The dream had brought it back—how slow her illness seemed (and how often Emily had wished it could finally be over), and then how quick it seemed when she was finally gone, having dreamed her way into a coma during the night and then dead the next, slipping out of the world as tracelessly as she had left towns and rental houses and post office boxes and people who had disappointed her.

 


 

Emily let her shower water heat up until it was almost unbearable and stepped under the spray until she couldn’t stand it and let the cold back in. She scrubbed her hair hard with the pads of her fingers as her mother had when she was a child and had gotten sticky and dirty from playing outside all day in the summer. She stood under the shower for fifteen minutes, washing the sweat from her hair and skin, letting the thoughts of her mother go.
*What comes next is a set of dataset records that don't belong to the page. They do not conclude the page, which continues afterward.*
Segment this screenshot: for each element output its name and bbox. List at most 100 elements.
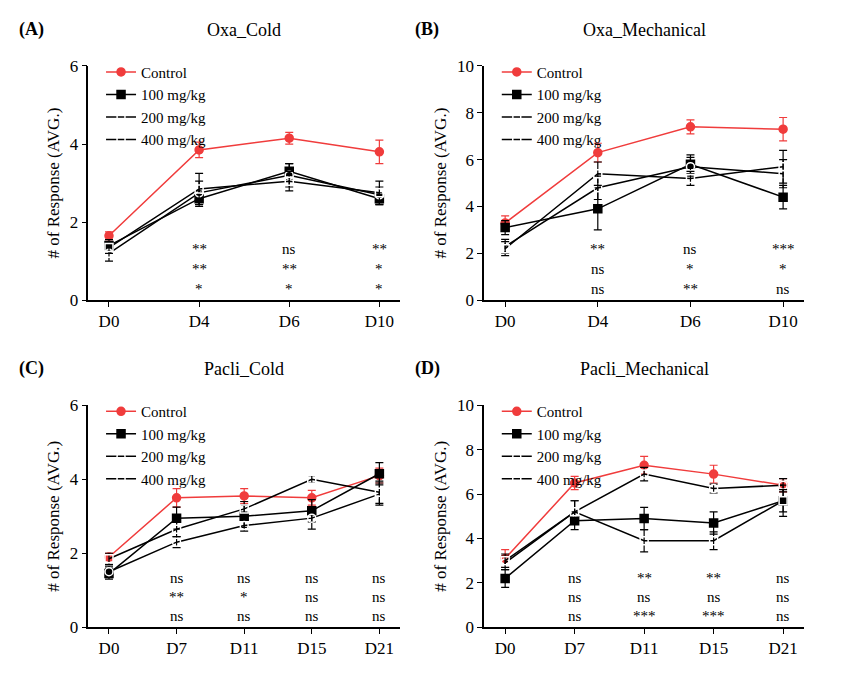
svg-text:**: ** (282, 261, 297, 277)
svg-text:6: 6 (466, 485, 475, 504)
svg-text:*: * (686, 261, 694, 277)
svg-text:10: 10 (457, 57, 474, 76)
svg-text:D4: D4 (587, 312, 608, 331)
svg-text:D0: D0 (99, 312, 120, 331)
svg-text:400 mg/kg: 400 mg/kg (537, 132, 602, 148)
svg-text:4: 4 (70, 135, 79, 154)
svg-text:ns: ns (282, 241, 296, 257)
svg-text:100 mg/kg: 100 mg/kg (537, 87, 602, 103)
svg-text:8: 8 (466, 104, 475, 123)
svg-text:# of Response (AVG.): # of Response (AVG.) (431, 441, 450, 592)
svg-text:D7: D7 (564, 639, 585, 658)
svg-text:D0: D0 (99, 639, 120, 658)
svg-text:# of Response (AVG.): # of Response (AVG.) (44, 108, 63, 259)
svg-text:10: 10 (457, 396, 474, 415)
svg-text:D6: D6 (680, 312, 701, 331)
svg-text:100 mg/kg: 100 mg/kg (141, 87, 206, 103)
svg-text:ns: ns (707, 589, 721, 605)
svg-text:ns: ns (305, 570, 319, 586)
svg-text:*: * (375, 261, 383, 277)
svg-text:*: * (779, 261, 787, 277)
svg-text:ns: ns (776, 281, 790, 297)
svg-text:# of Response (AVG.): # of Response (AVG.) (44, 441, 63, 592)
svg-text:8: 8 (466, 441, 475, 460)
svg-text:D11: D11 (230, 639, 259, 658)
svg-text:D0: D0 (495, 639, 516, 658)
svg-text:400 mg/kg: 400 mg/kg (141, 472, 206, 488)
svg-text:100 mg/kg: 100 mg/kg (141, 427, 206, 443)
svg-text:Pacli_Cold: Pacli_Cold (204, 359, 284, 379)
svg-text:*: * (375, 281, 383, 297)
svg-text:D4: D4 (189, 312, 210, 331)
svg-text:6: 6 (70, 396, 79, 415)
svg-text:(D): (D) (415, 358, 440, 379)
svg-text:400 mg/kg: 400 mg/kg (537, 472, 602, 488)
svg-text:*: * (195, 281, 203, 297)
svg-text:2: 2 (70, 544, 79, 563)
svg-text:**: ** (706, 570, 721, 586)
svg-text:0: 0 (466, 618, 475, 637)
svg-text:200 mg/kg: 200 mg/kg (141, 110, 206, 126)
svg-text:**: ** (192, 241, 207, 257)
svg-text:**: ** (192, 261, 207, 277)
svg-text:ns: ns (776, 608, 790, 624)
svg-text:**: ** (637, 570, 652, 586)
svg-text:ns: ns (683, 241, 697, 257)
svg-text:ns: ns (170, 608, 184, 624)
svg-text:***: *** (772, 241, 795, 257)
svg-text:6: 6 (466, 151, 475, 170)
svg-text:ns: ns (372, 608, 386, 624)
svg-text:ns: ns (305, 589, 319, 605)
svg-text:D21: D21 (365, 639, 394, 658)
svg-text:**: ** (372, 241, 387, 257)
svg-text:ns: ns (776, 570, 790, 586)
svg-text:**: ** (683, 281, 698, 297)
svg-text:ns: ns (170, 570, 184, 586)
svg-text:(C): (C) (19, 358, 44, 379)
svg-text:D0: D0 (495, 312, 516, 331)
svg-text:**: ** (590, 241, 605, 257)
svg-text:*: * (240, 589, 248, 605)
svg-text:Control: Control (141, 65, 187, 81)
svg-text:6: 6 (70, 57, 79, 76)
svg-text:200 mg/kg: 200 mg/kg (141, 449, 206, 465)
svg-text:Pacli_Mechanical: Pacli_Mechanical (580, 359, 709, 379)
svg-text:0: 0 (70, 618, 79, 637)
svg-text:(B): (B) (415, 19, 439, 40)
svg-text:4: 4 (466, 197, 475, 216)
svg-text:D10: D10 (768, 312, 797, 331)
svg-text:0: 0 (466, 291, 475, 310)
svg-text:ns: ns (776, 589, 790, 605)
svg-text:2: 2 (70, 213, 79, 232)
svg-text:*: * (285, 281, 293, 297)
svg-text:ns: ns (372, 570, 386, 586)
svg-text:D15: D15 (297, 639, 326, 658)
svg-text:D7: D7 (166, 639, 187, 658)
svg-text:ns: ns (568, 570, 582, 586)
svg-text:D6: D6 (279, 312, 300, 331)
svg-text:2: 2 (466, 244, 475, 263)
svg-text:D11: D11 (630, 639, 659, 658)
svg-text:D15: D15 (699, 639, 728, 658)
svg-text:400 mg/kg: 400 mg/kg (141, 132, 206, 148)
svg-text:ns: ns (372, 589, 386, 605)
svg-text:ns: ns (591, 281, 605, 297)
svg-text:ns: ns (637, 589, 651, 605)
svg-text:ns: ns (237, 608, 251, 624)
svg-text:200 mg/kg: 200 mg/kg (537, 449, 602, 465)
svg-text:200 mg/kg: 200 mg/kg (537, 110, 602, 126)
svg-text:# of Response (AVG.): # of Response (AVG.) (431, 108, 450, 259)
svg-text:Oxa_Mechanical: Oxa_Mechanical (583, 20, 706, 40)
svg-text:Control: Control (537, 65, 583, 81)
svg-text:0: 0 (70, 291, 79, 310)
svg-text:4: 4 (70, 470, 79, 489)
svg-text:**: ** (169, 589, 184, 605)
svg-text:Oxa_Cold: Oxa_Cold (207, 20, 281, 40)
svg-text:D21: D21 (768, 639, 797, 658)
svg-text:Control: Control (537, 404, 583, 420)
svg-text:***: *** (702, 608, 725, 624)
svg-text:ns: ns (237, 570, 251, 586)
svg-text:ns: ns (568, 608, 582, 624)
svg-text:ns: ns (568, 589, 582, 605)
svg-text:D10: D10 (365, 312, 394, 331)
She rubbed away a circle of fog from the mirror. She saw her own face, red and puffy, bearing the same creases from nose to mouth, the same slightly dented chin, the same hair that naturally split in a perfectly middle part, as her mother’s had.
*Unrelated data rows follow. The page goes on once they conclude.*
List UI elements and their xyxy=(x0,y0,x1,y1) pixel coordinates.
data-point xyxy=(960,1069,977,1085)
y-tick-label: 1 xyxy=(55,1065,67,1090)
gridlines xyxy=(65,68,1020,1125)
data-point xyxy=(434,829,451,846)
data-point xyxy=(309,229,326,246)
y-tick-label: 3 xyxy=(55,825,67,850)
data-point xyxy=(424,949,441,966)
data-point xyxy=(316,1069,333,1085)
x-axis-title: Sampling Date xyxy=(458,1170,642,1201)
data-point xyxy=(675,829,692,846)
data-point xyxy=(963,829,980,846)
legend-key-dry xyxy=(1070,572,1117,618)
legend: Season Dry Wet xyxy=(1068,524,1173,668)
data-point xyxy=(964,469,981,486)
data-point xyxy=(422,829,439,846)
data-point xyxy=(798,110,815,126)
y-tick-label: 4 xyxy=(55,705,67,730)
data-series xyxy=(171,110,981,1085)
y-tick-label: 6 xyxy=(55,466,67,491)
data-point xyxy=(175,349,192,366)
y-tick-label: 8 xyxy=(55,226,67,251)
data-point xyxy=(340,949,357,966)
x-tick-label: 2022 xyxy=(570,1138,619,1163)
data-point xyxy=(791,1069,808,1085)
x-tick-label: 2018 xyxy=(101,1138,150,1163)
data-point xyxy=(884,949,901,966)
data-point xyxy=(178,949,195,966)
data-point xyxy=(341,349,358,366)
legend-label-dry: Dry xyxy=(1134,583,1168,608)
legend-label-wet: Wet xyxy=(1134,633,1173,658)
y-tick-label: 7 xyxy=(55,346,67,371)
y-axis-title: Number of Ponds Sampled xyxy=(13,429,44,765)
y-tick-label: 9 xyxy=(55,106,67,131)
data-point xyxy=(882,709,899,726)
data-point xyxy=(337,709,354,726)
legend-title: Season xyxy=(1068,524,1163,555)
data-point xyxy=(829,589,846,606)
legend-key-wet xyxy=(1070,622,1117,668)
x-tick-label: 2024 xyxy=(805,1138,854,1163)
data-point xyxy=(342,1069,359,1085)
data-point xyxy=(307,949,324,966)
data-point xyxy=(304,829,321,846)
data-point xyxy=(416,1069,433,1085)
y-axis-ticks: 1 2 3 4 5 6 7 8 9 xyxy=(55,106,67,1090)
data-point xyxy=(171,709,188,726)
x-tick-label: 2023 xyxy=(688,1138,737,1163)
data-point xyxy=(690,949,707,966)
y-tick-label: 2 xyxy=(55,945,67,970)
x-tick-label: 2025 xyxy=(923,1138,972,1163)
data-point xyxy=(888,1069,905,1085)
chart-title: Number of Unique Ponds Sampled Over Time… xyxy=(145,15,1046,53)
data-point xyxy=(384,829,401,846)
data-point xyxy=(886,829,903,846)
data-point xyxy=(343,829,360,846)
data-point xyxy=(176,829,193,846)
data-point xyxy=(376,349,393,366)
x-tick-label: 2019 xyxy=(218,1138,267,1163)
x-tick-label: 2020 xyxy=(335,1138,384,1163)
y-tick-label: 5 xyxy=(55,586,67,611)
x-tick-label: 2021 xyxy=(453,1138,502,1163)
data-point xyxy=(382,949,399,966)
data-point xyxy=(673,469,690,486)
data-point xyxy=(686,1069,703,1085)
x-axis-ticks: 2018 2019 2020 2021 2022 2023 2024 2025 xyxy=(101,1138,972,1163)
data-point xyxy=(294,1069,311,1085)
When her mother was thirty, she’d had a six-year-old daughter. She had been alone in West Virginia, learning how to cut hair during the day and waiting tables at night after Emily went to sleep. By all accounts, Connie had, at the very least, a real life: a child, a job, and, always, the thought that soon, when she got the money or time or found exactly the right thing, she would finally be who she was supposed to be.

I don’t have that, Emily thought. I’m not real. Emily had nothing to anchor her in any place, nobody to be responsible for, no reason for waking up and nowhere to go when she did wake up. Connie at least had that. She had something to care for aside from herself. She couldn’t just drift. She had to establish herself quickly, find a place to live, shoes, a place for her child to go to school. And she always had.
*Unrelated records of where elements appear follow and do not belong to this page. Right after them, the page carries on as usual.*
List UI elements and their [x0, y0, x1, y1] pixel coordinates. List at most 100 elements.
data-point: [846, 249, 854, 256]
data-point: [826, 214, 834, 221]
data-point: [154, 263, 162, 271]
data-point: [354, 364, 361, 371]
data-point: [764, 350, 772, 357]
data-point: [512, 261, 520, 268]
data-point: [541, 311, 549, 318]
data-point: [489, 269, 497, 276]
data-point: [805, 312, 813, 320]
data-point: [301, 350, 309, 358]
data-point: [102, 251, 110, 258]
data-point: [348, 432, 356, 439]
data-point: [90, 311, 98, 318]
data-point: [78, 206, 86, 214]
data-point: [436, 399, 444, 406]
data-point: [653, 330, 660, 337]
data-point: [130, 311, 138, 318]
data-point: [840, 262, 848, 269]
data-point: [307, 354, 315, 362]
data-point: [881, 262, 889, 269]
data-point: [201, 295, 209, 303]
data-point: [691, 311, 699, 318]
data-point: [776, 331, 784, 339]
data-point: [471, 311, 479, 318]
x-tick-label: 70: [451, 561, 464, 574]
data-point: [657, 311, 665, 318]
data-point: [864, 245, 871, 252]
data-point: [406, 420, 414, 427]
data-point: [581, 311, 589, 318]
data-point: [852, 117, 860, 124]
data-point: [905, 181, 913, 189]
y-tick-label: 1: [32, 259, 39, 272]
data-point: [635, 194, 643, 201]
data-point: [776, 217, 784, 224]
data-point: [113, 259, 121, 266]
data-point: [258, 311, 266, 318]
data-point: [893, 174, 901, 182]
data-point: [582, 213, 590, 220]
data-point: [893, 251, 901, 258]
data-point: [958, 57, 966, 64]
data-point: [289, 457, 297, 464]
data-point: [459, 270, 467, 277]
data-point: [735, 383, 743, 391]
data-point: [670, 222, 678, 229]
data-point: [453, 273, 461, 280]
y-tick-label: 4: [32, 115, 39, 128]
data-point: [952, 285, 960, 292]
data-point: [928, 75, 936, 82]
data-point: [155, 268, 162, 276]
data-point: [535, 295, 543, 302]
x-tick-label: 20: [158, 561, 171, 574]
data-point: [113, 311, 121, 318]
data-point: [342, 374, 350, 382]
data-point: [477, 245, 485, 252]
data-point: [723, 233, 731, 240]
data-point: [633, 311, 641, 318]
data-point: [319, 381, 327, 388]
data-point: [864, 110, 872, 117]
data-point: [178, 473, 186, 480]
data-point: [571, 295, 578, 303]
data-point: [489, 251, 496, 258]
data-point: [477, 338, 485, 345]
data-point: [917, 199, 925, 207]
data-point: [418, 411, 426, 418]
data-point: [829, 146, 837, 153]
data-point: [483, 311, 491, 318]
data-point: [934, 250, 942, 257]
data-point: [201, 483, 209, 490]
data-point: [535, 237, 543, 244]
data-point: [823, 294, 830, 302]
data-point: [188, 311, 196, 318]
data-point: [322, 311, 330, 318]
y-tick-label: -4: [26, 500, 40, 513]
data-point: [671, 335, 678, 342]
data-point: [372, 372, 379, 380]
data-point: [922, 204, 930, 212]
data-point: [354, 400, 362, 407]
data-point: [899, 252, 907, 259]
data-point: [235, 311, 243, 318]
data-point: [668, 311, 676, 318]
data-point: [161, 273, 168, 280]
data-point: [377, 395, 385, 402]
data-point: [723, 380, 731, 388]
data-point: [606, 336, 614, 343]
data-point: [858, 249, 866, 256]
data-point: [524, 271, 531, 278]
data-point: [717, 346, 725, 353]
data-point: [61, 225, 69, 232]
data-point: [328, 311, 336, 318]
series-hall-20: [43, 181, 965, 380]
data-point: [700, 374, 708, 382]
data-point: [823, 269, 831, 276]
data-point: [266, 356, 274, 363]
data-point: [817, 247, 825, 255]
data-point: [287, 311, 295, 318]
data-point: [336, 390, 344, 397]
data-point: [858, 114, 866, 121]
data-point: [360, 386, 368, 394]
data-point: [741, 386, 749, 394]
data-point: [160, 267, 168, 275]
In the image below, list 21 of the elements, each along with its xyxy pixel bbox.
This is going to be our year, Connie would say, just after they moved in to a new home or she started a new project, forgetting that each time she’d said this before, she’d been wrong.

Maybe, Emily thought, she would have been suited to my life better than I am. She wanted to be untethered. She would have used her time for something useful—she could have perfected something, become an expert, like she always wanted to be. She could easily imagine her mother as an artist, a scientist, a writer—somebody who did something solitary for hours at a time, enjoying every precious moment of absolute silence.

Emily thought of all of the projects she had dropped when they became too difficult, all of the books she’d quit reading halfway through. Connie, though, would have flourished with the time and solitude that Emily had squandered, most nights watching reality television on the small screen of her laptop.

Emily imagined her mother as a thirteen-year-old, so frightened of something that she could not, or would not, tell where she had been or what had happened to her for three days. This seemed like her, the more Emily thought of it. She was not the kind of person to tell, to let other people in. She prided herself in being able to take care of her own business. Maybe she had always been like that, always with a spine so stiff that it made it almost impossible for her to bend.

Emily tried to remember herself as a child. She remembered eating ice cream on various front steps, the feeling of being pushed from behind on a swing, the feeling of her stomach sinking when the bus pulled up, full of kids she didn’t know that she’d have to figure out exactly how to sit with. Had she always been this shapeless, spineless thing?

Emily looked at herself, at her no-longer-young face, never beautiful. What else did she have to do with this squandered life? She would agree to dig up the graves, as her mother had told her. She would stir things up. She would not leave.